Вадим Михайлин
Опубликовано в журнале Волга, номер 7, 1999
Джон Барт . Конец пути // Иностранная литература. 1999. № 5.
6.521. Решение проблемы жизни
состоит в исчезновении этой проблемы.
Людвиг Витгенштейн.
Логико-философский трактатДжону Барту в России как-то не слишком повезло. Отец-основатель могучей американской традиции “чёрного юмора”, он стал понемногу появляться по-русски только в начале девяностых, когда успели выйти в переводах не только корифеи black comedy вроде Джозефа Хеллера или Джона Ирвинга, но и всяческая мелкая сошка вроде бездарнейшего, но весьма плодовитого приамериканенного англичанина Тома Шарпа. Зато — что тоже не вполне обычно — знакомство отечественного читателя с очередным свежеоткрытым мэтром началось не с общепризнанных вершин, а по порядку, с прозы более или менее ранней. И, как говаривал один отечественный президент, это правильно. Так легче в Барта “въехать”. В 1993 московское издательство им. Сабашникова выпустило перевод “Плавучей оперы”, первого романа Барта (1955), выполненный весьма уважаемым мною А. М. Зверевым, но, к сожалению, не слишком удачный. В том же году в № 1 саратовского альманаха “Последний экземпляр” были опубликованы в моём переводе две новеллы из книги 1968 года “Затерянные в комнате смеха”. Был, кажется, в каком-то питерском журнале ещё один рассказ — но ни где, ни какой, я не знаю. И вот теперь появился второй (написанный в том же 1955-м, но вышедший из печати тремя годами позже) роман Барта, сводный брат “Плавучей оперы” (темы, начатые в первом, развиты и продолжены во втором) — “Конец пути”.
Сюжетная канва особой сложностью не отличается — ранний Барт не чета завзятому выдумщику и “игроку” Томасу Пинчону; как, впрочем, не чета он и самому себе, более позднему. Странноватый персонаж по имени Джейкоб Хорнер (Horner по-английски — либо “рогач”, либо тот, кто наделяет рогами окружающих) приезжает в маленький городок в Новой Англии, именуемый в дальнейшем Вайкомико. Устраиваться на работу. Преподавателем предписательной грамматики английского языка в Государственный педагогический колледж, то есть, проще говоря, в нечто среднее между пединститутом и педучилищем. Причём приезжает он туда и устраивается на эту работу по настоятельной рекомендации своего лечащего врача, который проходит в романе под именем Доктор и фигуру являет собой весьма забавную и загадочную — а от чего он Хорнера лечит, мы узнаем только ближе к середине романа. Там же, в колледже, Хорнер знакомится с другим преподавателем по имени Джо Морган — откровенно выдающейся личностью на общем тускло-фарсовом фоне. У Джо Моргана есть Идеи, он сильная личность и живёт в соответствии с ними. У Хорнера Идей нет; есть идеи, с которыми он иногда играет — и не более того. Джо Морган — созидание, движение, структура. Джейкоб Хорнер — разрушение, пассивность, энтропия. Бог и Дьявол — аналогия лобовая, как и все подобного рода аналогии, однако сам же Хорнер в тексте её проговаривает.

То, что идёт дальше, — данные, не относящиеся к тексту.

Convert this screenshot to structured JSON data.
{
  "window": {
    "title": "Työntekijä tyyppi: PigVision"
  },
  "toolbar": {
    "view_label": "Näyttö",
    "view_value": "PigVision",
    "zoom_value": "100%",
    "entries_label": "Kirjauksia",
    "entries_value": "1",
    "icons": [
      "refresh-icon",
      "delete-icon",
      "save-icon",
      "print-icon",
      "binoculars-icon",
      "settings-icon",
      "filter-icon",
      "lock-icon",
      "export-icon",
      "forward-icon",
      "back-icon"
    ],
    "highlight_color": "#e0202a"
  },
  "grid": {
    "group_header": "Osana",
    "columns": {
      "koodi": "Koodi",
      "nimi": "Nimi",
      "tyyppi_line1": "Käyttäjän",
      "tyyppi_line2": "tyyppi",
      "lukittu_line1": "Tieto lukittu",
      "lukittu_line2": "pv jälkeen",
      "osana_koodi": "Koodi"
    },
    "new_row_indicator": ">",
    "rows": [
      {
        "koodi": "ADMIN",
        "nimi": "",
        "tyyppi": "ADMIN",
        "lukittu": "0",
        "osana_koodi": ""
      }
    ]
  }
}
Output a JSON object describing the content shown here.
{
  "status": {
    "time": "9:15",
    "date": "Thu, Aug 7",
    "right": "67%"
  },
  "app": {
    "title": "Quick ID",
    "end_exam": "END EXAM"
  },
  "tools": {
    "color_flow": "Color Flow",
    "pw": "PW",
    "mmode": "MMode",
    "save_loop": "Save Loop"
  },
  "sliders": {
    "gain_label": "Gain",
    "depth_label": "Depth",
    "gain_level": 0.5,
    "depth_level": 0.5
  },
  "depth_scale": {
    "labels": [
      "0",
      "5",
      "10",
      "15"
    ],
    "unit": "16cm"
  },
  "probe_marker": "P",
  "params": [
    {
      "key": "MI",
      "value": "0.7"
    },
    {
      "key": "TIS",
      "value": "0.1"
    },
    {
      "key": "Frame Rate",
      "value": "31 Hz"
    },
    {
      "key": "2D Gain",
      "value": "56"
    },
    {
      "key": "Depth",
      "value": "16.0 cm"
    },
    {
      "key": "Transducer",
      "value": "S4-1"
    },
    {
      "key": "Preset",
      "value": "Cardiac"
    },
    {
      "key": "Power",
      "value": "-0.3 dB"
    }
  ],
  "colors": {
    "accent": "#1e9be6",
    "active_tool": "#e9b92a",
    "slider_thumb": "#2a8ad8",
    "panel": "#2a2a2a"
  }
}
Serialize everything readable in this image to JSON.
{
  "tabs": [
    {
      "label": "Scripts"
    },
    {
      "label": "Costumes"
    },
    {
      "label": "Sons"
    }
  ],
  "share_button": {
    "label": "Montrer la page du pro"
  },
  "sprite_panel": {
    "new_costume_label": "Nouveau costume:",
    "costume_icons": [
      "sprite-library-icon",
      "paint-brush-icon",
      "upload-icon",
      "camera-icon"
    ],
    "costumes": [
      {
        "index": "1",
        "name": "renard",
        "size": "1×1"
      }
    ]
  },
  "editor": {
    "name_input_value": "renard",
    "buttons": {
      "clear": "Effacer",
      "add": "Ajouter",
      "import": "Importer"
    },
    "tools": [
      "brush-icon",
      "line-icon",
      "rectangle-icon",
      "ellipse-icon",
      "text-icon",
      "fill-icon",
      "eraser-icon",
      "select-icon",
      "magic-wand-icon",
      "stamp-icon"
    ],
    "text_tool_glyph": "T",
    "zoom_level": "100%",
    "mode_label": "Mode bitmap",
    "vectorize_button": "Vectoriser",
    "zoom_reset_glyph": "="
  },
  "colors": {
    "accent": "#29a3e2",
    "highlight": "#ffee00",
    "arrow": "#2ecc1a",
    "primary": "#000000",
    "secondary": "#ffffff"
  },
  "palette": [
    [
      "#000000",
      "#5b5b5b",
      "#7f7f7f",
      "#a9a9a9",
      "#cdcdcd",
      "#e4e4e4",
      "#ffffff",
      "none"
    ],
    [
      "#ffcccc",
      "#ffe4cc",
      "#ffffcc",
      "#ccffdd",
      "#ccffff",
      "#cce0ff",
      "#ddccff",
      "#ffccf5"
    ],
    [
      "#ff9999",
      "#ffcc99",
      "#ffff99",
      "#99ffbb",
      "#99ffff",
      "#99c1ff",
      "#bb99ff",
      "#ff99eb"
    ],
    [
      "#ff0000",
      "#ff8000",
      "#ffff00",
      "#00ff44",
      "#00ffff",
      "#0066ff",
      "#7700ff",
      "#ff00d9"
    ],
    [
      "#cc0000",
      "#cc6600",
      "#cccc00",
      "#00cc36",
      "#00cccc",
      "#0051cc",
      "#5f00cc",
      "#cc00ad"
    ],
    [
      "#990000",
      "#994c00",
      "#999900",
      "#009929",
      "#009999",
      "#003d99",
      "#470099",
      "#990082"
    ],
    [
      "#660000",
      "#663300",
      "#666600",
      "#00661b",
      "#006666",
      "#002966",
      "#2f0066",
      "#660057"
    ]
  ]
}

Они интересны друг другу. Они друг к другу присматриваются. Они начинают общаться, и чем меньше в них общего, тем больше общение затягивает. У Джо Моргана есть жена по имени Ренни. Дальше можно не рассказывать. И всё кончится плохо.
Итак, с точки зрения сюжета — стандартная, на любовном треугольнике основанная мелодрама. Вот только треугольник тут не совсем любовный. И к тому же не равнобедренный, а равносторонний. И сюжет, помимо общей, неоднократно спародированной по ходу схемы, построен сплошь на провокациях, которые никак не позволят читателю остаться сторонним наблюдателем.
В мою задачу не входит сколь-нибудь полный литературоведческий анализ этого сильного, умного и вкусно сделанного текста. Ограничусь одной-единственной смысловой структурой, из множества подобных, умело встроенных Бартом в не слишком внешне броскую ткань текста. Речь пойдёт о где скрытых, где явных, но всегда иронических отсылках к одному из ключевых философских текстов XX века, к “Логико-философскому трактату” Людвига Витгенштейна — плюс несколько необходимых боковых ходов.
В каждом самодостаточном литературном тексте можно, мне кажется, сыскать своего рода ключевую фразу — или несколько фраз. Которая расставит точки. Задаст камертон стиля. Определит некую общую “норму избыточности” данного конкретного текста. В “Конце пути” такую фразу произносит Доктор. Самая, кажется, безумная фигура среди прочих, также изрядно вывихнутых персонажей. Негатив на позитиве, в Америке пятидесятых негр в белой докторской тужурке, пользующий от бессилия белых пациентов. “The world is everything that is a case”, — говорит он, буквально цитируя пункт 1. “Логико-философского трактата”. В английском, естественно, переводе.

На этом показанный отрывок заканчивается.